Twelve Days of Christmas: Stockhausen's Mantra

available at Amazon
K. Stockhausen, Mantra, X. Pestova, P. Meyer, J. Panis

(released on September 28, 2010)
Naxos 8.572398 | 67'33"
In 1969 your moderator was knee-high to a grasshopper, and experimental composer Karlheinz Stockhausen was on a car trip in New England. He heard a melody and wrote it down on an envelope, with the idea that it would be the basis of a musical work, "one single musical figure or formula that would be expanded over a very long period of time," as he put it in 1971. This theme of 13 notes and a series of other musical parameters became the musical kernel of Stockhausen's Mantra, a work for two (augmented) pianos in 13 sections that expand and realize that initial melody. Stockhausen's works list (.PDF file) says that the score calls for two pianists (with wood blocks and antique cymbales, or crotales) plus electronics (2 sine-wave generators, 2 ring modulators, 2-track tape rec., 6 micr., 2 x 2 loudsp., mixing console / sound proj.). The performers also have to shout together at one point. This may seem an odd choice to finish out the Twelve Days of Christmas, but there is something exotic and otherworldly about the piece, as performed in this excellent recent recording, that seemed to fit Three Kings Day.

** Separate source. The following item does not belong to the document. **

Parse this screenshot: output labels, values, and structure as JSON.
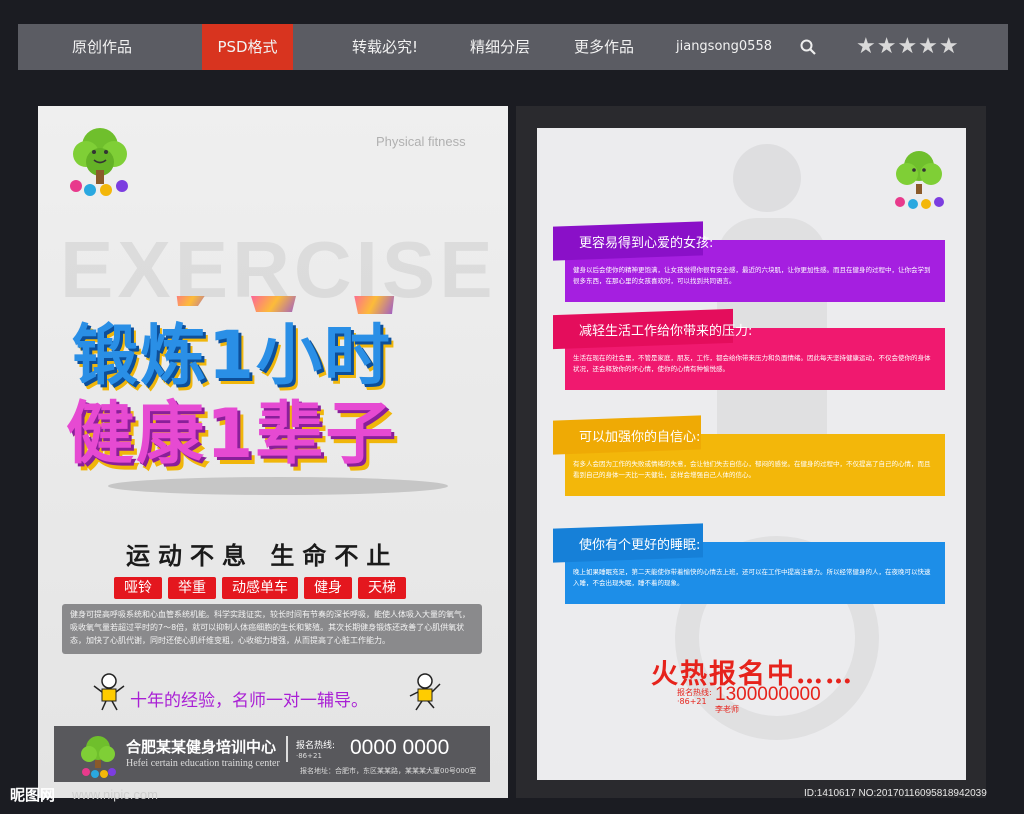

Stylistically, Stockhausen's earlier works have the greatest appeal to my ear, where there is still rhythmic pulse and harmonic variety, and not too much outright weirdness: put Mantra into the same category as pleasing works like Tierkreis (1974/75) and the vocal piece Stimmung (1968). Dutch sound technician/projectionist Jan Panis, former assistant to Stockhausen, created the first digital arrangements to create the electronic component of this piece, with the composer's approval. The sound effects, created by the piano sound being routed through microphones and digital processing before reaching the ears, include echos, distortions, buzzing, ringing, and manipulation that creates something akin to the percussive sounds of a prepared piano or of the gamelan. The result produced by the adventurous Pestova/Meyer Piano Duo, while not recommended for people who get a rash at dissonant or off-putting music, is hypnotic. A fine introduction to Stockhausen and experimental music for anyone interested in such a thing.